Clustered regularly interspaced short palindromic repeats–Cas13 effectors are used for RNA editing but the adeno-associated virus (AAV) packaging limitations because of their big sizes hinder their therapeutic application. Here we report the identification of the Cas13j family, with LepCas13j (529 aa) and ChiCas13j (424 aa) being the smallest and most highly efficient variants for RNA interference. The miniaturized Cas13j proteins enable the development of compact RNA base editors. Chi-RESCUE-S, by fusing dChiCas13j with hADAR2dd, demonstrates high efficiency and specificity in A-to-G and C-to-U conversions. Importantly, this system is compatible with single-AAV packaging without the need for protein sequence truncation. It successfully corrected pathogenic mutations, such as APOC3^D65N and SCN9A^R896Q, to the wild-type forms. In addition, we developed an optimized system, Chi-RESCUE-S-mini3, which pioneered efficient in vivo C-to-U RNA editing of PCSK9 in mice through single-AAV delivery, resulting in reduced total cholesterol levels. These results highlight the potential of Cas13j to treat human diseases.

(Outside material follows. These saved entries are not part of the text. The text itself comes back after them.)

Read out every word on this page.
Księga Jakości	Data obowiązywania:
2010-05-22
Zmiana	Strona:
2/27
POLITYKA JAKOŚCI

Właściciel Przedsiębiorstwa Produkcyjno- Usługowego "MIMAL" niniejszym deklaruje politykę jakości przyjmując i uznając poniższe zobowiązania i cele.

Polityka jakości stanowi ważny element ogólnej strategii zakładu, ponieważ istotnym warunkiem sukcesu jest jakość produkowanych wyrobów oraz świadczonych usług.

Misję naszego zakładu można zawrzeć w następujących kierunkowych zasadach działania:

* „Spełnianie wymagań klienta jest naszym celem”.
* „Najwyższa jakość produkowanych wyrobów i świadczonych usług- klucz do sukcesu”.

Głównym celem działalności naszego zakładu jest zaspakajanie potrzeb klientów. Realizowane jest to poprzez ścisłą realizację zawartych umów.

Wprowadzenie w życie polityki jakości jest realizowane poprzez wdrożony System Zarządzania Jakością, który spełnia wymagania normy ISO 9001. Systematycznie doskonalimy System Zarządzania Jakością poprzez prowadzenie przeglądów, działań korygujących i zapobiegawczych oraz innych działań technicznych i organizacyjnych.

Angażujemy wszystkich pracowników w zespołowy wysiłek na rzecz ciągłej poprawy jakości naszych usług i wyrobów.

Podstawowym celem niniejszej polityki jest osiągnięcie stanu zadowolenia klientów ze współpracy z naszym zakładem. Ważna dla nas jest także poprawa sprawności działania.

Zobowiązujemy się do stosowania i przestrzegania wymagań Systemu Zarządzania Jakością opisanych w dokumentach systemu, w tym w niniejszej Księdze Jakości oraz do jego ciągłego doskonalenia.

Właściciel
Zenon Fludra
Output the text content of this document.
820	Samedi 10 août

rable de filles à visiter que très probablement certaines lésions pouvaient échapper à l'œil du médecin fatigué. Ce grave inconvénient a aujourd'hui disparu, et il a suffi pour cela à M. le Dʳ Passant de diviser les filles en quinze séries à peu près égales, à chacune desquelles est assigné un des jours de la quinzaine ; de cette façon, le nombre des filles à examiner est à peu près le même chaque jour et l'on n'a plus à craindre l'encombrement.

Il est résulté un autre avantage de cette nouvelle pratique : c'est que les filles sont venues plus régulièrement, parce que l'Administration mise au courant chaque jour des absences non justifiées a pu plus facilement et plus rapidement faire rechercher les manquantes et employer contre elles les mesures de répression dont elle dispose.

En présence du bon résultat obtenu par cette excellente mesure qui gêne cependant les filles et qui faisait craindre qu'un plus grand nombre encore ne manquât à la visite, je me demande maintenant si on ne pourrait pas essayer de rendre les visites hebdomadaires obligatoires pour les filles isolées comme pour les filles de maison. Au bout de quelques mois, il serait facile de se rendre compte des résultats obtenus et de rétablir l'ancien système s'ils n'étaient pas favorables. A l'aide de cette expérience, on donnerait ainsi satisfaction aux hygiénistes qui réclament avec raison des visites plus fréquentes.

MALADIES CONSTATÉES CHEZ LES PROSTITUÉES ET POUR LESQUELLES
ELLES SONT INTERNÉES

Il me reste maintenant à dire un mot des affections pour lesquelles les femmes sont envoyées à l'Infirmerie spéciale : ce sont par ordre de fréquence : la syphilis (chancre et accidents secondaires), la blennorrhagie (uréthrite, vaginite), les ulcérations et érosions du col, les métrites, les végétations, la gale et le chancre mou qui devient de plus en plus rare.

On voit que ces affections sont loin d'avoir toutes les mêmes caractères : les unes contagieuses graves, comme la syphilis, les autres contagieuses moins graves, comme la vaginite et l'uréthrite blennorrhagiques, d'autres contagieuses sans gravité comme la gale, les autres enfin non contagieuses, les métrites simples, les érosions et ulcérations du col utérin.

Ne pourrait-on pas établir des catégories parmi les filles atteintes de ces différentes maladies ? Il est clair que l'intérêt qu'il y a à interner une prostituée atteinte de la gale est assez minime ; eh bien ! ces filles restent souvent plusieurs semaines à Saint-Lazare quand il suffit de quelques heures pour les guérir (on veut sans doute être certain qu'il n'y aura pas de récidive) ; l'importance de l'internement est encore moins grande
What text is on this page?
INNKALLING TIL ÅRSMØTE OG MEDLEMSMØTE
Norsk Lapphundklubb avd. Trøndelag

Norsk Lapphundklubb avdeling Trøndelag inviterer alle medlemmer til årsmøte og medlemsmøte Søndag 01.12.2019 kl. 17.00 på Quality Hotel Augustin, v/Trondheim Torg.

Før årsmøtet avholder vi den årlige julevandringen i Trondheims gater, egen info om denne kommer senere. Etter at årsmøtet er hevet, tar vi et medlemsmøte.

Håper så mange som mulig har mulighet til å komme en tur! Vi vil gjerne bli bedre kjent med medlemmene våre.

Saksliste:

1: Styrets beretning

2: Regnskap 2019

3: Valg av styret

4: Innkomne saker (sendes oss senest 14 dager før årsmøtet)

成簇的规则间隔的短回文重复序列——Cas13效应子用于RNA编辑，但腺相关病毒（AAV）由于尺寸较大而受到包装限制，阻碍了其治疗应用。在这里，我们报告了 Cas13j 家族的鉴定，其中 LepCas13j (529 个氨基酸) 和 ChiCas13j (424 个氨基酸) 是最小且最高效的 RNA 干扰变体。小型化的 Cas13j 蛋白能够开发紧凑的 RNA 碱基编辑器。 Chi-RESCUE-S 通过将 dChiCas13j 与 hADAR2dd 融合，在 A-to-G 和 C-to-U 转换中表现出高效率和特异性。重要的是，该系统与单 AAV 包装兼容，无需蛋白质序列截断。它成功地将APOC3 ^D65N和SCN9A ^R896Q等致病突变纠正为野生型形式。此外，我们开发了一种优化系统 Chi-RESCUE-S-mini3，该系统率先通过单 AAV 递送对小鼠体内PCSK9进行有效的体内 C-to-U RNA 编辑，从而降低总胆固醇水平。这些结果凸显了 Cas13j 治疗人类疾病的潜力。